Science Fair Project Encyclopedia
Belavia Belarusian Airlines (Belarusian: "Белавія") is the national airline of Belarus. It was officially founded on 5 March 1996 by the Belarusian government when the local Aeroflot division was nationalised and renamed. They transport more than 300,000 passengers per year. Flights include international, passenger, cargo and charter.
- On November 7, 1933, the first Belarusian air terminal opened in Minsk. Next spring three planes Po-2 landed in Minsk. They became the first airplanes belongning to Belarusian air fleet.
- In 1936 the first regular air route between Minsk and Moscow was established.
- In the summer of 1940 Belarusian civil aviation group was officially founded.
- On February 1, 1985 Soviet Tu-134 crashed near Minsk-1 killing at least 58 out of 80 people on board. The accident happenned because clear ice ingestion into the engines as a result of inadequate deicing before takeoff. Both engines sustained serious damage and stalled.
- In 1993 Belarusian civial aviation fleet organized a large-scale charter program with China and Middle East. Thousands of tourists from Belarus visited United Arab Emirates, China, India, Korea, Pakistan.

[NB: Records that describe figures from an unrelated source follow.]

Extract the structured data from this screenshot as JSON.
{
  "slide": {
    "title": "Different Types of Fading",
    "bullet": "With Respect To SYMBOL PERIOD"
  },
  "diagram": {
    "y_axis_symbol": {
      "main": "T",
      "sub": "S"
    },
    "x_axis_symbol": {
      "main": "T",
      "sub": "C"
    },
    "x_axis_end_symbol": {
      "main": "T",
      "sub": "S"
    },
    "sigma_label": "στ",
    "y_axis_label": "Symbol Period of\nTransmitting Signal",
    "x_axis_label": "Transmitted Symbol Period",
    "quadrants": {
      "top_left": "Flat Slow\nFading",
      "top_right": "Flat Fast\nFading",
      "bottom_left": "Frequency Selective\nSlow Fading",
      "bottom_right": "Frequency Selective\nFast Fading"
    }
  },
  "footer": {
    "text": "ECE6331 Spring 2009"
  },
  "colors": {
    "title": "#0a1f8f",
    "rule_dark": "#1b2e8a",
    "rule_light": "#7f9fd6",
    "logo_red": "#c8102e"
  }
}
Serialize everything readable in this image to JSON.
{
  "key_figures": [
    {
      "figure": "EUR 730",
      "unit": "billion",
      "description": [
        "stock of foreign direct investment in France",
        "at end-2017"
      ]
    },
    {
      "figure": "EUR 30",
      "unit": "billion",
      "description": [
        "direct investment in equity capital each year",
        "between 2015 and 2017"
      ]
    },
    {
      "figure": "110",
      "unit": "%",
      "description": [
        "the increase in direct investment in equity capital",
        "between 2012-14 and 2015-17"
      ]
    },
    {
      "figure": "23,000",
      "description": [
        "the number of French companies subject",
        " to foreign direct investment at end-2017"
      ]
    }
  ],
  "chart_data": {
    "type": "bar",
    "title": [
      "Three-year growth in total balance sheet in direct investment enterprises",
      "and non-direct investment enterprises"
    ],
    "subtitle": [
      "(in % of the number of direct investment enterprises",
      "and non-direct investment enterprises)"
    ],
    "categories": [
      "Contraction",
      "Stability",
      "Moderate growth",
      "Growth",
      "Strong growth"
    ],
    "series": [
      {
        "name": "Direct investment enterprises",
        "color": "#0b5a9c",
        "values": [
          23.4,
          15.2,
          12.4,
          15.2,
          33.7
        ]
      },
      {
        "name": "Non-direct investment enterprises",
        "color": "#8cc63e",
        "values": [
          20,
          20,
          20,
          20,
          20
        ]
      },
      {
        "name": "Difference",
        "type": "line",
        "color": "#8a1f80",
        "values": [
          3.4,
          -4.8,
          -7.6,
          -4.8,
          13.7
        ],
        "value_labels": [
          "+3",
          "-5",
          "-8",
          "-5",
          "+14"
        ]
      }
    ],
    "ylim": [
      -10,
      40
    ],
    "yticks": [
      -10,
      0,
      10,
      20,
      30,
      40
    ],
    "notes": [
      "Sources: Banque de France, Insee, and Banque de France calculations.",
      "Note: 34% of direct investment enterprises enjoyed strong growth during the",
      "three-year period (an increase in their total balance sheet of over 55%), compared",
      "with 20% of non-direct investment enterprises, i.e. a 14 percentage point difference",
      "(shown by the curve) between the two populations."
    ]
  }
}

- In 1995 - 1998 Belavia opened regular routes to Beijing, Istanbul, Larnaca, London, Prague, and Rome.
- In 1998 Belavia merged with Minskavia, acquiring several An-24, An-26, Yak-40 planes in addition to existing fleet of Tu-134 and Tu-154 airplanes.
- In 2003 Belavia started publishing an in-flight magazine "Horizons" in English, Russian and Belarusian (partially).
- On 16 October, 2003 Belavia signed leasing agreement for its first "Boeing-737/500" aircraft. In 2004 Belavia further extended operations and took one more "Boeing 737".
With Minsk as its base, Belavia is steadily increasing its network of routes throughout Europe. Currently Belavia has offices in 12 European countries. International routes covered by Belavia include Austria, Cyprus, France, Germany, Ireland, Israel, Italy, Kazakhstan, Poland, Russia, Turkey, UK, Ukraine and Uzbekistan. Currently Belavia has no domestic routes though before routes to Belarusian cities Homel and Vitebsk were also serviced. Over all, Belavia has older air fleet and somewhat lower standards of service in comparison to bigger Western airlines, but generally the prices are somewhat lower. In addition, Belarusian citizens usually get further discounts.
Incidents and Accidents
So far Belavia has enjoyed a clean record, its most serious accident to-date being a shattered windshield on Yak-40 upon landing in Prague (The canopy of Yak-40 burst on January 6, 2003 just after the aircraft entered Czech airspace; two Czech Air force fighters accompanied the plane to a safe landing in Ruzyne international airport).